Viene il momento in cui non si può più girare la testa e dire “io non sapevo“.
Il momento è arrivato per tutti con la foto del piccolo Aylan, del suo corpo senza vita, su tutti i media e nessuno ha più potuto girare la testa dall’altra parte. C’erano state altre foto tremende, di centinaia di corpi gonfi restituiti dal mare, di uomini e donne urlanti che tendevano le mani. Le nostre coscienze addormentate non reagivano più.
Aylan era solo in mezzo alle onde, poteva essere figlio, fratello, nipote di tutti; era lì vicino agli ombrelloni, in una spiaggia che vede corpi al sole, vacanze ignare e felici. Aylan era solo e non c’era più niente da fare.
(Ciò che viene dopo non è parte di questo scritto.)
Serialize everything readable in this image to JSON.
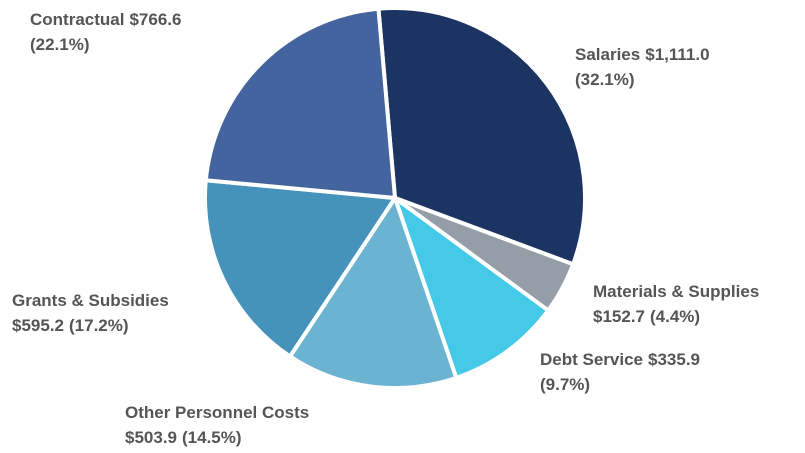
{
  "chart_data": {
    "type": "pie",
    "categories": [
      "Salaries",
      "Materials & Supplies",
      "Debt Service",
      "Other Personnel Costs",
      "Grants & Subsidies",
      "Contractual"
    ],
    "values": [
      1111.0,
      152.7,
      335.9,
      503.9,
      595.2,
      766.6
    ],
    "value_labels": [
      "$1,111.0",
      "$152.7",
      "$335.9",
      "$503.9",
      "$595.2",
      "$766.6"
    ],
    "percents": [
      32.1,
      4.4,
      9.7,
      14.5,
      17.2,
      22.1
    ],
    "percent_labels": [
      "(32.1%)",
      "(4.4%)",
      "(9.7%)",
      "(14.5%)",
      "(17.2%)",
      "(22.1%)"
    ],
    "colors": [
      "#1b3461",
      "#959ea6",
      "#45c9e8",
      "#6ab4d1",
      "#4592bb",
      "#43649e"
    ]
  }
}
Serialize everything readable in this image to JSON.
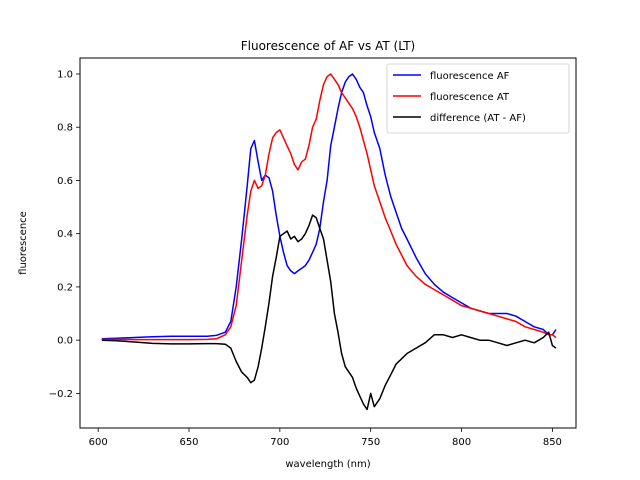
{
  "chart_data": {
    "type": "line",
    "title": "Fluorescence of AF vs AT (LT)",
    "xlabel": "wavelength (nm)",
    "ylabel": "fluorescence",
    "xlim": [
      590,
      863
    ],
    "ylim": [
      -0.33,
      1.06
    ],
    "xticks": [
      600,
      650,
      700,
      750,
      800,
      850
    ],
    "xtick_labels": [
      "600",
      "650",
      "700",
      "750",
      "800",
      "850"
    ],
    "yticks": [
      -0.2,
      0.0,
      0.2,
      0.4,
      0.6,
      0.8,
      1.0
    ],
    "ytick_labels": [
      "−0.2",
      "0.0",
      "0.2",
      "0.4",
      "0.6",
      "0.8",
      "1.0"
    ],
    "grid": false,
    "legend_position": "top-right",
    "series": [
      {
        "name": "fluorescence AF",
        "color": "#0000ff",
        "x": [
          602,
          610,
          620,
          630,
          640,
          650,
          660,
          665,
          670,
          673,
          676,
          679,
          682,
          684,
          686,
          688,
          690,
          692,
          694,
          696,
          698,
          700,
          702,
          704,
          706,
          708,
          710,
          712,
          714,
          716,
          718,
          720,
          722,
          724,
          726,
          728,
          730,
          732,
          734,
          736,
          738,
          740,
          742,
          744,
          746,
          748,
          750,
          752,
          755,
          758,
          761,
          764,
          767,
          770,
          775,
          780,
          785,
          790,
          795,
          800,
          805,
          810,
          815,
          820,
          825,
          830,
          835,
          840,
          845,
          848,
          850,
          852
        ],
        "y": [
          0.005,
          0.007,
          0.01,
          0.013,
          0.015,
          0.015,
          0.015,
          0.018,
          0.03,
          0.07,
          0.2,
          0.38,
          0.58,
          0.72,
          0.75,
          0.67,
          0.6,
          0.62,
          0.61,
          0.56,
          0.47,
          0.39,
          0.33,
          0.28,
          0.26,
          0.25,
          0.26,
          0.27,
          0.28,
          0.3,
          0.33,
          0.36,
          0.42,
          0.52,
          0.6,
          0.73,
          0.8,
          0.87,
          0.93,
          0.97,
          0.99,
          1.0,
          0.98,
          0.95,
          0.93,
          0.88,
          0.84,
          0.78,
          0.72,
          0.62,
          0.54,
          0.48,
          0.42,
          0.38,
          0.31,
          0.25,
          0.21,
          0.18,
          0.16,
          0.14,
          0.12,
          0.11,
          0.1,
          0.1,
          0.1,
          0.09,
          0.07,
          0.05,
          0.04,
          0.02,
          0.02,
          0.04
        ]
      },
      {
        "name": "fluorescence AT",
        "color": "#ff0000",
        "x": [
          602,
          610,
          620,
          630,
          640,
          650,
          660,
          665,
          670,
          673,
          676,
          679,
          682,
          684,
          686,
          688,
          690,
          692,
          694,
          696,
          698,
          700,
          702,
          704,
          706,
          708,
          710,
          712,
          714,
          716,
          718,
          720,
          722,
          724,
          726,
          728,
          730,
          732,
          734,
          736,
          738,
          740,
          742,
          744,
          746,
          748,
          750,
          752,
          755,
          758,
          761,
          764,
          767,
          770,
          775,
          780,
          785,
          790,
          795,
          800,
          805,
          810,
          815,
          820,
          825,
          830,
          835,
          840,
          845,
          848,
          850,
          852
        ],
        "y": [
          0.003,
          0.003,
          0.002,
          0.002,
          0.002,
          0.002,
          0.003,
          0.005,
          0.02,
          0.05,
          0.13,
          0.3,
          0.47,
          0.56,
          0.6,
          0.57,
          0.58,
          0.62,
          0.7,
          0.76,
          0.78,
          0.79,
          0.76,
          0.73,
          0.7,
          0.66,
          0.64,
          0.67,
          0.68,
          0.73,
          0.8,
          0.83,
          0.9,
          0.96,
          0.99,
          1.0,
          0.98,
          0.96,
          0.93,
          0.91,
          0.89,
          0.87,
          0.84,
          0.8,
          0.75,
          0.7,
          0.64,
          0.58,
          0.52,
          0.46,
          0.41,
          0.36,
          0.32,
          0.28,
          0.24,
          0.21,
          0.19,
          0.17,
          0.15,
          0.13,
          0.12,
          0.11,
          0.1,
          0.09,
          0.08,
          0.07,
          0.05,
          0.04,
          0.03,
          0.02,
          0.02,
          0.01
        ]
      },
      {
        "name": "difference (AT - AF)",
        "color": "#000000",
        "x": [
          602,
          610,
          620,
          630,
          640,
          650,
          660,
          665,
          670,
          673,
          676,
          679,
          682,
          684,
          686,
          688,
          690,
          692,
          694,
          696,
          698,
          700,
          702,
          704,
          706,
          708,
          710,
          712,
          714,
          716,
          718,
          720,
          722,
          724,
          726,
          728,
          730,
          732,
          734,
          736,
          738,
          740,
          742,
          744,
          746,
          748,
          750,
          752,
          755,
          758,
          761,
          764,
          767,
          770,
          775,
          780,
          785,
          790,
          795,
          800,
          805,
          810,
          815,
          820,
          825,
          830,
          835,
          840,
          845,
          848,
          850,
          852
        ],
        "y": [
          0.0,
          -0.002,
          -0.007,
          -0.012,
          -0.014,
          -0.014,
          -0.013,
          -0.013,
          -0.015,
          -0.03,
          -0.08,
          -0.12,
          -0.14,
          -0.16,
          -0.15,
          -0.1,
          -0.03,
          0.05,
          0.14,
          0.24,
          0.31,
          0.39,
          0.4,
          0.41,
          0.38,
          0.39,
          0.37,
          0.38,
          0.4,
          0.43,
          0.47,
          0.46,
          0.42,
          0.38,
          0.3,
          0.22,
          0.1,
          0.03,
          -0.05,
          -0.1,
          -0.12,
          -0.14,
          -0.18,
          -0.21,
          -0.24,
          -0.26,
          -0.2,
          -0.25,
          -0.22,
          -0.17,
          -0.13,
          -0.09,
          -0.07,
          -0.05,
          -0.03,
          -0.01,
          0.02,
          0.02,
          0.01,
          0.02,
          0.01,
          0.0,
          0.0,
          -0.01,
          -0.02,
          -0.01,
          0.0,
          -0.01,
          0.01,
          0.03,
          -0.02,
          -0.03
        ]
      }
    ]
  }
}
Era colpa mia, nostra, vostra, di tutti ed è stato un colpo allo stomaco, come l’urlo della bambina vietnamita colpita dal napalm tanti anni fa, come gli occhi sbarrati e le montagne di corpi dei campi di Auschwitz. Non si può più distogliere lo sguardo: Aylan è là che ci aspetta su quella spiaggia. Ci aspetta la verità di una umanità che troppo spesso è indifferente al dolore e alla morte degli altri.
Soprattutto noi pediatri che curiamo i bambini, che ci proclamiamo difensori dell’infanzia, che difendiamo la vita, noi non possiamo più distogliere lo sguardo. Ma non è sufficiente dire Basta!
Dobbiamo dire e far capire che noi ci siamo! Dobbiamo dire che siamo con quei bambini con quei padri e quelle madri! Dobbiamo dire che questa è una nostra battaglia : noi siamo con loro, quelli che vengono dalla fame e dalle guerre, pronti a offrire la nostra assistenza come già fanno tanti Pediatri di Famiglia nelle Regioni in prima linea nell’arrivo dei profughi.
Perché questa deve essere la Premessa della nostra Convenzione: tutti bambini sono uguali senza distinzione di razza, colore della pelle, religione, paese e hanno tutti gli stessi diritti. Il Pediatra svolge il proprio lavoro in una Europa libera e senza confini.
Perché Aylan è ancora là su quella spiaggia, per sempre.
Che nessuno possa dire “io non sapevo“.